If you take another audience like the Venice Film Festival, with Vive Social we enabled the ability to review the content from Venice Film Festival VR category. Three amazing judges checked it out and, actually, we had over a thousand people attend that event, just looking through and seeing how it was.
As well as Venice, there is also Raindance Immersive, which is ongoing right now. Other social aspects include concerts. We've seen a world-record-breaking concert in Fortnite this year already. Graham mentioned how Bjork had done several interactive and three-dimensional shows using VR, but of course, noting how there is considerable untapped potential for the medium.
The question then comes to price and accessibility. It's not realistically affordable for everybody to have a headset, both socially and within a company who are looking at this on a B2B level. This doesn't mean that people can't get involved in meetings, lessons, or social aspects., Affordability and accessibility being placed to the forefront, thanks to PC and mobile access. To quote Graham:
It really allows that flexibility. It even has PC viewing without a VR headset, so that you can still be avatar in the space. In future you'll even be able to use a smartphone to be on a 2D stream but looking in that 3D environment. We really do find it a great tool to move forward.

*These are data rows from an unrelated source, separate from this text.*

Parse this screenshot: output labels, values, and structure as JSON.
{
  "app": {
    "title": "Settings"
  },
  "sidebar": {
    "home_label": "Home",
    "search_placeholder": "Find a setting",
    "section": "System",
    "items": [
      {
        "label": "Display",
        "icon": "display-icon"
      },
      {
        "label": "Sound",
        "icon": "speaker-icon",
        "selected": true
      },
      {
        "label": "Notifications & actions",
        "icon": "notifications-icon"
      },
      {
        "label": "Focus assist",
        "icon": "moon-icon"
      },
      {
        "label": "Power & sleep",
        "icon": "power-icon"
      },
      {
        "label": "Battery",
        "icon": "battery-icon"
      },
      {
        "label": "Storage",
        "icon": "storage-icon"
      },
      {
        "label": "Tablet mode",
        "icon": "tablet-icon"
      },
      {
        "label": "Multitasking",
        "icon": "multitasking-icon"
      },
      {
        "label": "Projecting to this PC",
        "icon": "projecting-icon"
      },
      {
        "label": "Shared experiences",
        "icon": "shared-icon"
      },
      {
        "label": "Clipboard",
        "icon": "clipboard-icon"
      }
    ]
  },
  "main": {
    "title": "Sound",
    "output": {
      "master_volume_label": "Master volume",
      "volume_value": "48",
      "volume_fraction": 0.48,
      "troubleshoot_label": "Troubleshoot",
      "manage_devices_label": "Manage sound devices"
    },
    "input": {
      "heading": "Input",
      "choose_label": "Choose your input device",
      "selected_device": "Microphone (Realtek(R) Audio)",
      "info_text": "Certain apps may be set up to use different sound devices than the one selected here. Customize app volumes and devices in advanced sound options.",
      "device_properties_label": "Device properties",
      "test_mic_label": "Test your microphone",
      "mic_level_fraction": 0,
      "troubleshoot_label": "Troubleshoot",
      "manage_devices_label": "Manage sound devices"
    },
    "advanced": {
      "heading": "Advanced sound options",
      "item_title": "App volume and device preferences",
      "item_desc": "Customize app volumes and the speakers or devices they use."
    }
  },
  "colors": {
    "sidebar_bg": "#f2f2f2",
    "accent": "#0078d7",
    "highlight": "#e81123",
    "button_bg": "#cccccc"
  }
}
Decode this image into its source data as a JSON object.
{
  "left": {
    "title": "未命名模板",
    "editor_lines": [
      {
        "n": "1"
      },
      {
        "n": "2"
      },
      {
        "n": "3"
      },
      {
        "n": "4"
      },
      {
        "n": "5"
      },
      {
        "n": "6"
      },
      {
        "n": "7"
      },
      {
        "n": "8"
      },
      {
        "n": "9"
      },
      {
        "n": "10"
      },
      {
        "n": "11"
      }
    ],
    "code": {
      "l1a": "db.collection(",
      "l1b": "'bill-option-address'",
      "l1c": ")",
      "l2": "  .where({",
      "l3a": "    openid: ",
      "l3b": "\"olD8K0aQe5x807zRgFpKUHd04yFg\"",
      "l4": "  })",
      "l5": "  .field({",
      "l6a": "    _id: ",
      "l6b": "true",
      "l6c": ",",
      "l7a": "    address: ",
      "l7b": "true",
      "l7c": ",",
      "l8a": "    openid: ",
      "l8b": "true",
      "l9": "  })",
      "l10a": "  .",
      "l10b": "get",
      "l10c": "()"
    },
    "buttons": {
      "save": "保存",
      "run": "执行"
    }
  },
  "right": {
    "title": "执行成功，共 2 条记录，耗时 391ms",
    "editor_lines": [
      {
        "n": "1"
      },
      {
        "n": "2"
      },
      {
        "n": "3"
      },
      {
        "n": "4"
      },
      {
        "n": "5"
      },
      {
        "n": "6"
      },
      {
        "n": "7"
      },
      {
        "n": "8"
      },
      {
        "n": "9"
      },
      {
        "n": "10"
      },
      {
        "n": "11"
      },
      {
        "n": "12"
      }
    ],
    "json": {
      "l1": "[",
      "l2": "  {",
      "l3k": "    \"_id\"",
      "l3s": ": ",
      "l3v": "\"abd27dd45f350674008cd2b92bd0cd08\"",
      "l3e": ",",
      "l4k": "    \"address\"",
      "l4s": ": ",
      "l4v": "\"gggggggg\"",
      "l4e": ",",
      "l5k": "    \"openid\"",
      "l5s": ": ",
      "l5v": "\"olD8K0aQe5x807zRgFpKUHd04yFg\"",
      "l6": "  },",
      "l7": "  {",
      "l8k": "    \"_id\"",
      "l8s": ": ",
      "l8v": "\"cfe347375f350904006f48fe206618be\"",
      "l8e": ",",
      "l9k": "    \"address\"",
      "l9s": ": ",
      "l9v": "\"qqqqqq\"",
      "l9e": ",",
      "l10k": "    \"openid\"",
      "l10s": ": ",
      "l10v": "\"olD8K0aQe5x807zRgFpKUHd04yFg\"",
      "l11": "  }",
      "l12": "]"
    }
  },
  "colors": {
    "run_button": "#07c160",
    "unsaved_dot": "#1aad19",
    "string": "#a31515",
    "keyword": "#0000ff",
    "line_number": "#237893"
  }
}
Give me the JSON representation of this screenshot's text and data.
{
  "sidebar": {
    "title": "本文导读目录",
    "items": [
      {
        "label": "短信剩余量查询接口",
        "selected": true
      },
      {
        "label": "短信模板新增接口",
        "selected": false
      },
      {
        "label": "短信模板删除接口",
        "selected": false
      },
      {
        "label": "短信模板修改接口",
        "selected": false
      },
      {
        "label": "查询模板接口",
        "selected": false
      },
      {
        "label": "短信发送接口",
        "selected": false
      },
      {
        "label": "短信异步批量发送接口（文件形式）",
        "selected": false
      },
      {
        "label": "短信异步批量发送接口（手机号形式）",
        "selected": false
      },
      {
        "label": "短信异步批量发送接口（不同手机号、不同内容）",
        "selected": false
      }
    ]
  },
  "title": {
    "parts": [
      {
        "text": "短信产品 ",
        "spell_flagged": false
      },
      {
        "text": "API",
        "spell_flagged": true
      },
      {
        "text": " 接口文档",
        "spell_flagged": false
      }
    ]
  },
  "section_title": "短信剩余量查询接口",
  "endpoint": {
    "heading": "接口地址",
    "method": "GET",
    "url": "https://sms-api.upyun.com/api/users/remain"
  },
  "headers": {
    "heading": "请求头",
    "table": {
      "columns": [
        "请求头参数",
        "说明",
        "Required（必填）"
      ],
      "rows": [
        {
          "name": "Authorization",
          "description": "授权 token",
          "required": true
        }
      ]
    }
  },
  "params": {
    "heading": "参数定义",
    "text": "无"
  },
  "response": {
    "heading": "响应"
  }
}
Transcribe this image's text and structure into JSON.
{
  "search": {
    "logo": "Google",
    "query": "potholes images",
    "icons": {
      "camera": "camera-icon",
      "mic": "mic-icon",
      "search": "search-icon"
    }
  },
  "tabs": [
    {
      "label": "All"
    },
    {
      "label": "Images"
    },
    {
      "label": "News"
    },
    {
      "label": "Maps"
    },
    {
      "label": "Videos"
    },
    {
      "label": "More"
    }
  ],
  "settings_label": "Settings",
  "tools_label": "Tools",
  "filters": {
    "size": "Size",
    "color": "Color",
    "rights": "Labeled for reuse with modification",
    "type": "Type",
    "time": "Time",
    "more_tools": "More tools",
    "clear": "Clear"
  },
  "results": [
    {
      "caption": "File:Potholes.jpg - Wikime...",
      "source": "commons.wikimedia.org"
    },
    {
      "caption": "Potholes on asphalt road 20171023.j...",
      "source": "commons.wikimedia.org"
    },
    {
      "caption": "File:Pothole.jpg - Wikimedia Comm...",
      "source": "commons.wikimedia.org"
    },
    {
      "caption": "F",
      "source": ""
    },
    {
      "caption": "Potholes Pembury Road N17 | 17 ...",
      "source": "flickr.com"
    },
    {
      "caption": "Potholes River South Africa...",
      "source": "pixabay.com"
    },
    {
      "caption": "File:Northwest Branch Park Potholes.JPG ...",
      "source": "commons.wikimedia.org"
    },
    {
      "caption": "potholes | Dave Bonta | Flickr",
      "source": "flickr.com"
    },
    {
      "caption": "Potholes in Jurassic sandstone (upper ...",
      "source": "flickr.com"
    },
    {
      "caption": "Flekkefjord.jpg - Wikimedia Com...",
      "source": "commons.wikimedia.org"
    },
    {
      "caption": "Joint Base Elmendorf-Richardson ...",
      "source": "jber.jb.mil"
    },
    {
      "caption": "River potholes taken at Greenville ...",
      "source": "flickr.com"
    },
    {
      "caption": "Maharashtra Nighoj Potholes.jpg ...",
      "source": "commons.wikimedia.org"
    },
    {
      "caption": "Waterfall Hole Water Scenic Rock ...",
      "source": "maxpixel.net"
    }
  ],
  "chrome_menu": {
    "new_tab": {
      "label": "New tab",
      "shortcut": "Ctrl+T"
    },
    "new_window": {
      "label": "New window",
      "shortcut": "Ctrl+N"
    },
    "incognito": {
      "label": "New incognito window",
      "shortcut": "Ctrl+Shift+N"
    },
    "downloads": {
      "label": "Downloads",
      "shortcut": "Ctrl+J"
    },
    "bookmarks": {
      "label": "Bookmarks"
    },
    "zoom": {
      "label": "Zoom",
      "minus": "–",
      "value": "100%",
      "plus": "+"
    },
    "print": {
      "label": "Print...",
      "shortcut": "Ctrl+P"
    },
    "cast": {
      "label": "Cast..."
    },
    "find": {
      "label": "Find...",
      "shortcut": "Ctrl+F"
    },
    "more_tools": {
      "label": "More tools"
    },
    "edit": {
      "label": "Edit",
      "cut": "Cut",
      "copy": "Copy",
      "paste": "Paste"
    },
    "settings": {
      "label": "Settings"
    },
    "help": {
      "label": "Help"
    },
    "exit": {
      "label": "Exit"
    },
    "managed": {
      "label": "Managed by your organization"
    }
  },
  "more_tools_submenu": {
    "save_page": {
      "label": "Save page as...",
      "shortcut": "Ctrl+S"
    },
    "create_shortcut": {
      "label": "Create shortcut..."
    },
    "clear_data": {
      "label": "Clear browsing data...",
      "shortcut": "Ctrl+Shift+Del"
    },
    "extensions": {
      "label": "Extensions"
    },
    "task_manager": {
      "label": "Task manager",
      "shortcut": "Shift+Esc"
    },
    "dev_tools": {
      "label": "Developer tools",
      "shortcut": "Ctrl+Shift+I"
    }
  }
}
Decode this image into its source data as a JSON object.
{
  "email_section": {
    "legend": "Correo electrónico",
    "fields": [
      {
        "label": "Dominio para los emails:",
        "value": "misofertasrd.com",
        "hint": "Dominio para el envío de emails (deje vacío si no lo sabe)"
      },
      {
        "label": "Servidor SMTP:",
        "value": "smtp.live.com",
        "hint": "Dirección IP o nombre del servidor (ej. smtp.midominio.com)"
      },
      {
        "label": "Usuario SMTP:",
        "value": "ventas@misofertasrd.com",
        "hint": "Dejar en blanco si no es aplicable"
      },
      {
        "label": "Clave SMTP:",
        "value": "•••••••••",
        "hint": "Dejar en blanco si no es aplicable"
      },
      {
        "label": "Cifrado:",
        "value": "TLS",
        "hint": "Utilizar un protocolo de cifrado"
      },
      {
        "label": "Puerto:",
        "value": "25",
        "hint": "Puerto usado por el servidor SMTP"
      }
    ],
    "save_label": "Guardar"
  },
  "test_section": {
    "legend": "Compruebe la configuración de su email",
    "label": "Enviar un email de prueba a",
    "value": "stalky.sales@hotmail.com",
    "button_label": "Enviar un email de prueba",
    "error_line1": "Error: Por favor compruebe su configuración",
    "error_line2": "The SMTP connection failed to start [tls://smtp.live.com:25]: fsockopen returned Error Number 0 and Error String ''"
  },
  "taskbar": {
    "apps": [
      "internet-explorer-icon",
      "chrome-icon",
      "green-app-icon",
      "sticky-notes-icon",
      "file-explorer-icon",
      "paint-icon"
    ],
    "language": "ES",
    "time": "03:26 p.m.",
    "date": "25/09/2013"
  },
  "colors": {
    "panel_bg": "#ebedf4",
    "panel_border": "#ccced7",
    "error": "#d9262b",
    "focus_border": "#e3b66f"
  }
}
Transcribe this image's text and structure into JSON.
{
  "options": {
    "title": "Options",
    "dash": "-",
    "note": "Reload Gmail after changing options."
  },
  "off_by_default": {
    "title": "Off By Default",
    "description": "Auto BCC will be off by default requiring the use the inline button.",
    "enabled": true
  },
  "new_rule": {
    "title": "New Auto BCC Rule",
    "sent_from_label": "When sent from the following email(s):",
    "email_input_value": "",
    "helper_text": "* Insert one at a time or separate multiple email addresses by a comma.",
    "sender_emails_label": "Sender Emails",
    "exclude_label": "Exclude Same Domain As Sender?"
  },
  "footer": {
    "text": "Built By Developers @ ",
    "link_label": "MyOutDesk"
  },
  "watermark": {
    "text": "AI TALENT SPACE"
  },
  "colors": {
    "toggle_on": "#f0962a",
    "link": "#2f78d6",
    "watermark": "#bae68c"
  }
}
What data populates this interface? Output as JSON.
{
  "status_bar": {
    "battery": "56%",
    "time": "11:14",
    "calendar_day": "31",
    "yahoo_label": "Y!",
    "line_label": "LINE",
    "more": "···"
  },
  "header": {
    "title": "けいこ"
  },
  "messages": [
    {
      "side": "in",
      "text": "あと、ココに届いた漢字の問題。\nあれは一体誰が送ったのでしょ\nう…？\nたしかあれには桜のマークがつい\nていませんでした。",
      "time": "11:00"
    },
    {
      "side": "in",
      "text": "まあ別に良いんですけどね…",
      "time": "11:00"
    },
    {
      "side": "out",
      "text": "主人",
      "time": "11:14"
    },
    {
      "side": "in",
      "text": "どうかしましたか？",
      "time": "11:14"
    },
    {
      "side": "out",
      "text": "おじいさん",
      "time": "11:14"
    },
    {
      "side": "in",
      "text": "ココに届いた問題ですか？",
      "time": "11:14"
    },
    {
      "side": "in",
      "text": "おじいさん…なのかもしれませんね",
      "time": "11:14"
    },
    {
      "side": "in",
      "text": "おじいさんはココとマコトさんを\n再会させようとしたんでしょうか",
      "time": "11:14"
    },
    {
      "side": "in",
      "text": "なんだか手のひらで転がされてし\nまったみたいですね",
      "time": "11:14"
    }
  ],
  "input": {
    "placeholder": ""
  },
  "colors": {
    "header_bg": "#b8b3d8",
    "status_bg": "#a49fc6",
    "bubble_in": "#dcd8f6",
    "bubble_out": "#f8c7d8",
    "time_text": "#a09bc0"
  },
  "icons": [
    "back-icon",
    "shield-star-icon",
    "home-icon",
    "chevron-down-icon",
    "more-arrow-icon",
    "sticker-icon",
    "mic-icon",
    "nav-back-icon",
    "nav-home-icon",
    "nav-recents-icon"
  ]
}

On a B2B level, the XR Suite is entirely customisable with HTC offering bespoke packages. You tailor the package to your needs, which can also include headsets.
Looking to the Future - XR Suite, AR/VR Glasses, and More
Speaking about the XR Suite and VR, HTC is looking at businesses, education, and similar areas as a transitionary period. The hope is that VR, now it's moved past the enthusiast and moving into the B2B space, is that it will eventually be used by the general public, following the trend set by the tech before it.
What was interesting is a part of the conversation on the future of the tech. Specifically, what HTC is looking towards. Seven years ago, before you could honestly say VR was ready, Google attempted AR glasses with Google Glass. What I wasn't expecting was the conversation turning to this again. HTC is thinking about this direction and leading the VR and AR market. This was indicated by Graham saying this:
Going forward, actually we want everyone to own a pair of lightweight glasses that, then, can do these functionalities and it be the next UI paradigm, that everybody gets spatial information as they walk down the street. Yelp reviews, video calls from friends, or AR features as they're walking, etc.
It's genuinely interesting to me, the potential of AR glasses, the connectivity they bring and the potential information at your eyes at any time. There are always going to be issues and learning blocks, but as HTC are showing with VR, they're more than capable of learning and adapting. The XR Suite and its capabilities, of which I've only scratched the surface, highlights this. Without a shadow of a doubt - and I mean no offence to those who have held the many presentations and meetings on games I've had since it went digital - this has been the most engaged I've been in a one-hour presentation and discussion.
The potential to work, learn and - to an extent - socialise is there. As VR moves even further into the mainstream and becomes more affordable, it genuinely seems like HTC is looking to lead the way.